Pea 5-aminolevulinic acid dehydratase (ALAD) was purified 200-fold from a recombinant overproducing strain of Escherichia coli, yielding an octameric enzyme with a specific activity of 280 units mg^-1. Divalent metal ions were essential, Mg²⁺, Mn²⁺, and Co²⁺ ions all supporting activity, whereas Zn²⁺ ions could not. Equilibrium dialysis and atomic absorption studies revealed two Mg²⁺ ion binding sites per subunit. Pea ALAD bound the substrate 5-aminolevulinic acid covalently through a Schiff base at the P-site, electrospray mass spectrometry of the reduced enzyme−ALA Schiff base complex showing the presence of one P-site per subunit.
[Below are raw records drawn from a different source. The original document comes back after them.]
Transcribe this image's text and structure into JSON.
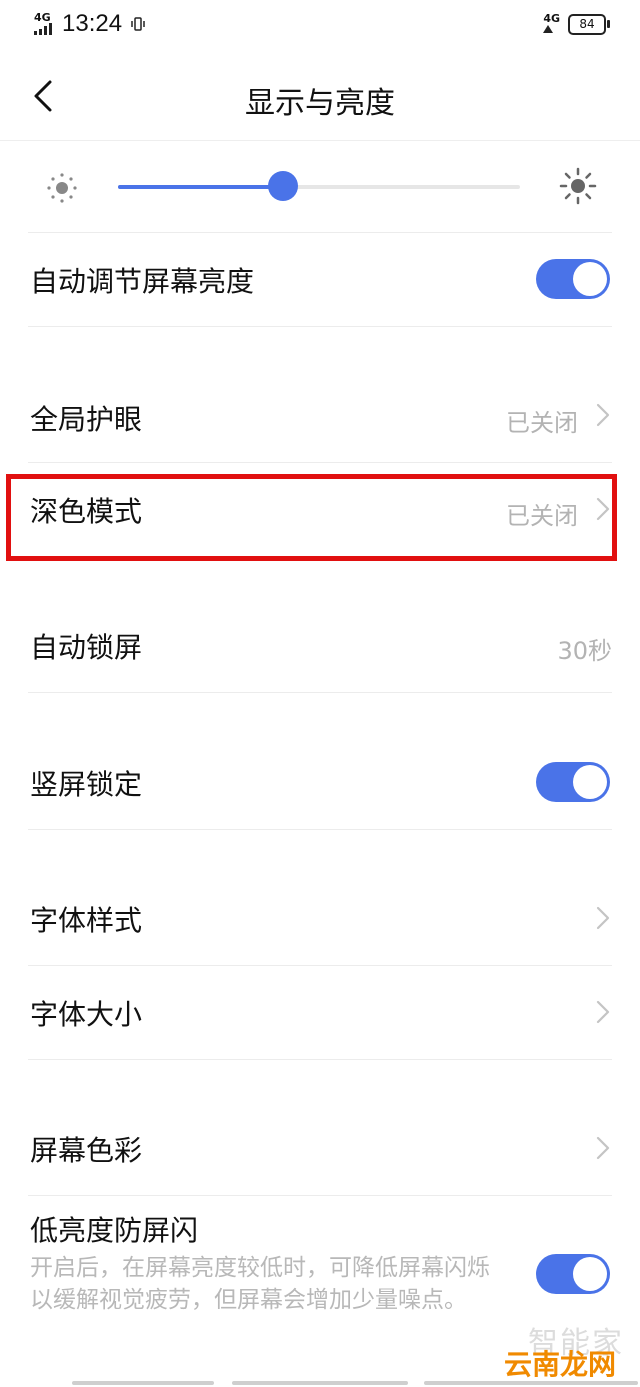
{
  "status_bar": {
    "network_left": "4G",
    "time": "13:24",
    "network_right": "4G",
    "battery": "84"
  },
  "header": {
    "title": "显示与亮度"
  },
  "brightness": {
    "level": 0.41
  },
  "settings": {
    "auto_brightness": {
      "label": "自动调节屏幕亮度",
      "enabled": true
    },
    "eye_protection": {
      "label": "全局护眼",
      "value": "已关闭"
    },
    "dark_mode": {
      "label": "深色模式",
      "value": "已关闭"
    },
    "auto_lock": {
      "label": "自动锁屏",
      "value": "30秒"
    },
    "portrait_lock": {
      "label": "竖屏锁定",
      "enabled": true
    },
    "font_style": {
      "label": "字体样式"
    },
    "font_size": {
      "label": "字体大小"
    },
    "screen_color": {
      "label": "屏幕色彩"
    },
    "low_brightness_flicker": {
      "label": "低亮度防屏闪",
      "description": "开启后，在屏幕亮度较低时，可降低屏幕闪烁以缓解视觉疲劳，但屏幕会增加少量噪点。",
      "enabled": true
    }
  },
  "watermark": {
    "line1": "智能家",
    "line2": "云南龙网"
  },
  "colors": {
    "accent": "#4a73e8",
    "highlight": "#e11010",
    "secondary_text": "#b3b3b3"
  }
}
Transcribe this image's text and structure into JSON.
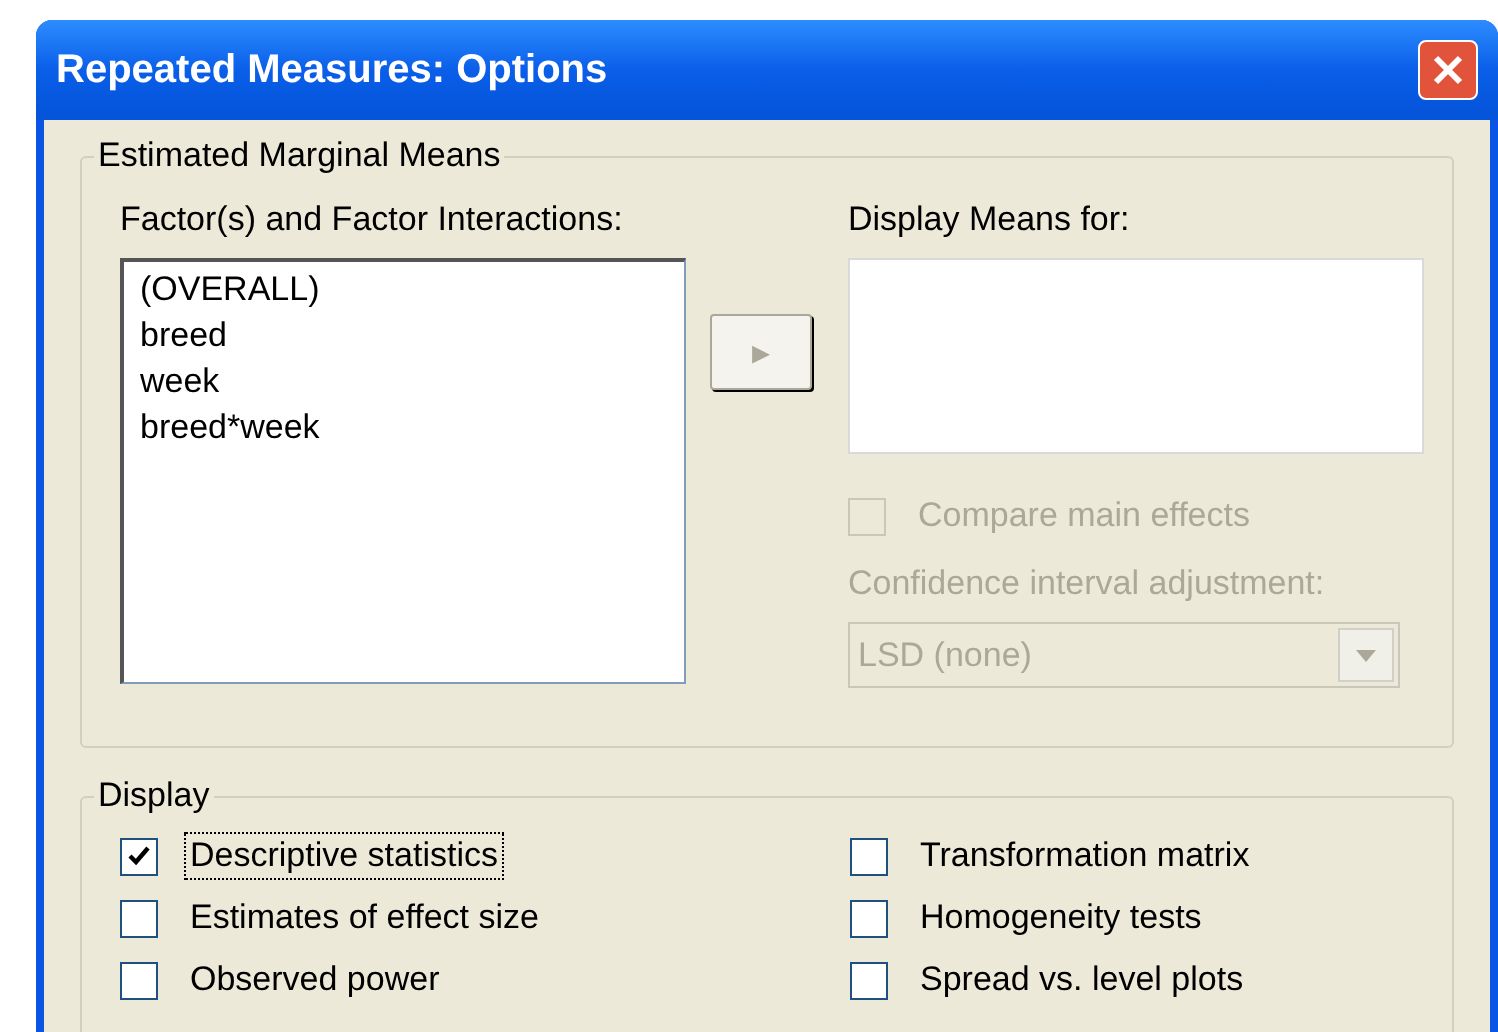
{
  "window": {
    "title": "Repeated Measures: Options"
  },
  "estimated_marginal_means": {
    "title": "Estimated Marginal Means",
    "factors_label": "Factor(s) and Factor Interactions:",
    "factors": [
      "(OVERALL)",
      "breed",
      "week",
      "breed*week"
    ],
    "move_button": {
      "label": "▸",
      "disabled": true
    },
    "display_means_label": "Display Means for:",
    "compare_main_effects": {
      "label": "Compare main effects",
      "checked": false,
      "disabled": true
    },
    "ci_adjustment_label": "Confidence interval adjustment:",
    "ci_adjustment": {
      "value": "LSD (none)",
      "disabled": true
    }
  },
  "display": {
    "title": "Display",
    "options": [
      {
        "label": "Descriptive statistics",
        "checked": true,
        "focused": true
      },
      {
        "label": "Transformation matrix",
        "checked": false,
        "focused": false
      },
      {
        "label": "Estimates of effect size",
        "checked": false,
        "focused": false
      },
      {
        "label": "Homogeneity tests",
        "checked": false,
        "focused": false
      },
      {
        "label": "Observed power",
        "checked": false,
        "focused": false
      },
      {
        "label": "Spread vs. level plots",
        "checked": false,
        "focused": false
      }
    ]
  }
}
The amino acid residue modified by ALA was identified by MALDI-MS and Edman sequencing as Lys-293, analogous to the active site Lys-247 of E. coli ALAD and Lys-252 of mammalian ALAD. Comparative studies of pea ALAD with E. coli ALAD using the inhibitors 3-acetyl-4-oxoheptane-1,7-dioic acid (AOHD) and succinylacetone (SA) indicated similar modes of inhibition, with the formation of a Schiff base complex between the inhibitors and the active site lysine. Studies with the ALA homolog, 4-amino-3-oxobutanoic acid (AOB), revealed that it is specific for the A-site of both the pea and E. coli ALADs. An interesting difference exists between the enzymes, however, pea ALAD being far more susceptible to inhibition with AOB than the E. coli enzyme. AOB bound 10 times better to the A-site of pea ALAD compared to the substrate, ALA. Despite the 2000 times lower K_i of AOB for pea ALAD, no abortive Schiff base intermediate, between enzyme-bound ALA at the P-site and AOB bound at the A-site, could be demonstrated.